Jorge Bucay explica perfeitamente o conceito de Desamparo Aprendido na sua parábola do elefante que, quando criança, foi acorrentado a uma estaca de madeira cravada no chão e que, com os anos e já se transformou num poderoso elefante adulto, embora com a sua força pudesse tendo puxado a estaca sem problemas, ele não fez nada para escapar do cativeiro.

Em seus primeiros anos de vida, o elefante havia internalizado a ideia e aprendido que era inútil fazer qualquer esforço para escapar, então se desconectou de seu verdadeiro eu e se resignou a ser amarrado para o resto de sua vida.

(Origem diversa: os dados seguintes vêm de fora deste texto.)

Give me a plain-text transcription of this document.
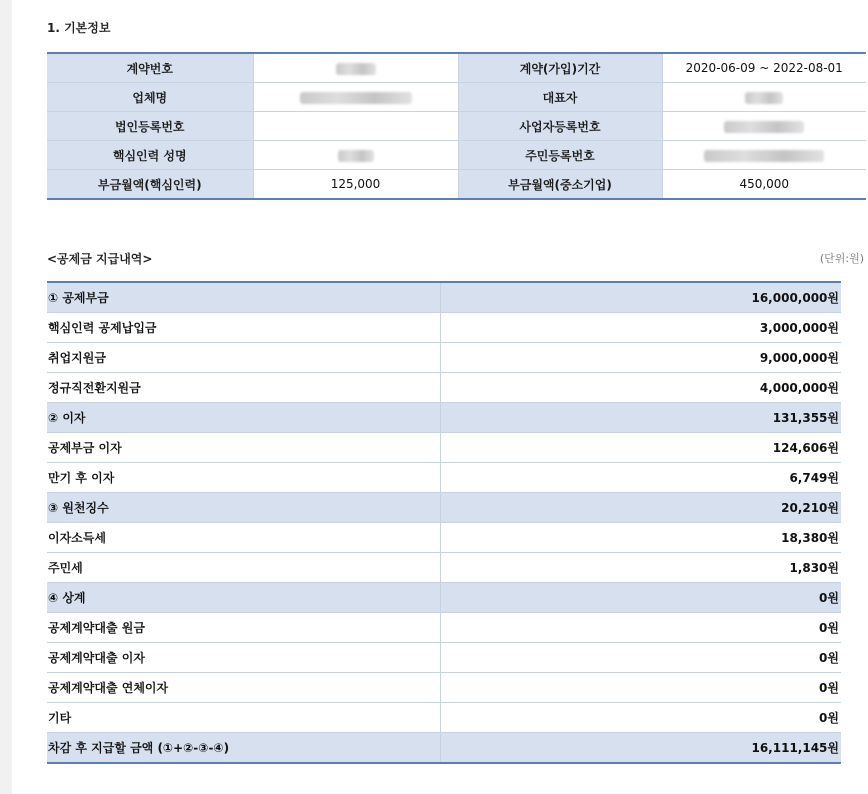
1. 기본정보
계약번호		계약(가입)기간	2020-06-09 ~ 2022-08-01
업체명		대표자	
법인등록번호		사업자등록번호	
핵심인력 성명		주민등록번호	
부금월액(핵심인력)	125,000	부금월액(중소기업)	450,000
<공제금 지급내역>	(단위:원)
① 공제부금	16,000,000원
핵심인력 공제납입금	3,000,000원
취업지원금	9,000,000원
정규직전환지원금	4,000,000원
② 이자	131,355원
공제부금 이자	124,606원
만기 후 이자	6,749원
③ 원천징수	20,210원
이자소득세	18,380원
주민세	1,830원
④ 상계	0원
공제계약대출 원금	0원
공제계약대출 이자	0원
공제계약대출 연체이자	0원
기타	0원
차감 후 지급할 금액 (①+②-③-④)	16,111,145원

Transferindo essa mesma ideia para seres humanos, profissionais de saúde mental e, portanto, saúde emocional, nos encontramos em nossas consultas com muitas pessoas que vivem em estado depressivo perpétuo e que não conseguem tomar medidas para acabar com as agressões que recebem por familiares ou colegas de trabalho.

O caso de María Teresa

Maria Teresa foi uma dessas pessoas. Ela tinha quase 60 anos quando decidiu vir ao meu escritório para trabalhar num estado de “estagnação”, como ela me descreveu, do qual não conseguia sair. Ela era enfermeira e, ao longo de sua carreira profissional, viu outras colegas, mais jovens e menos preparadas, promoverem e acessarem cargos que lhe correspondiam.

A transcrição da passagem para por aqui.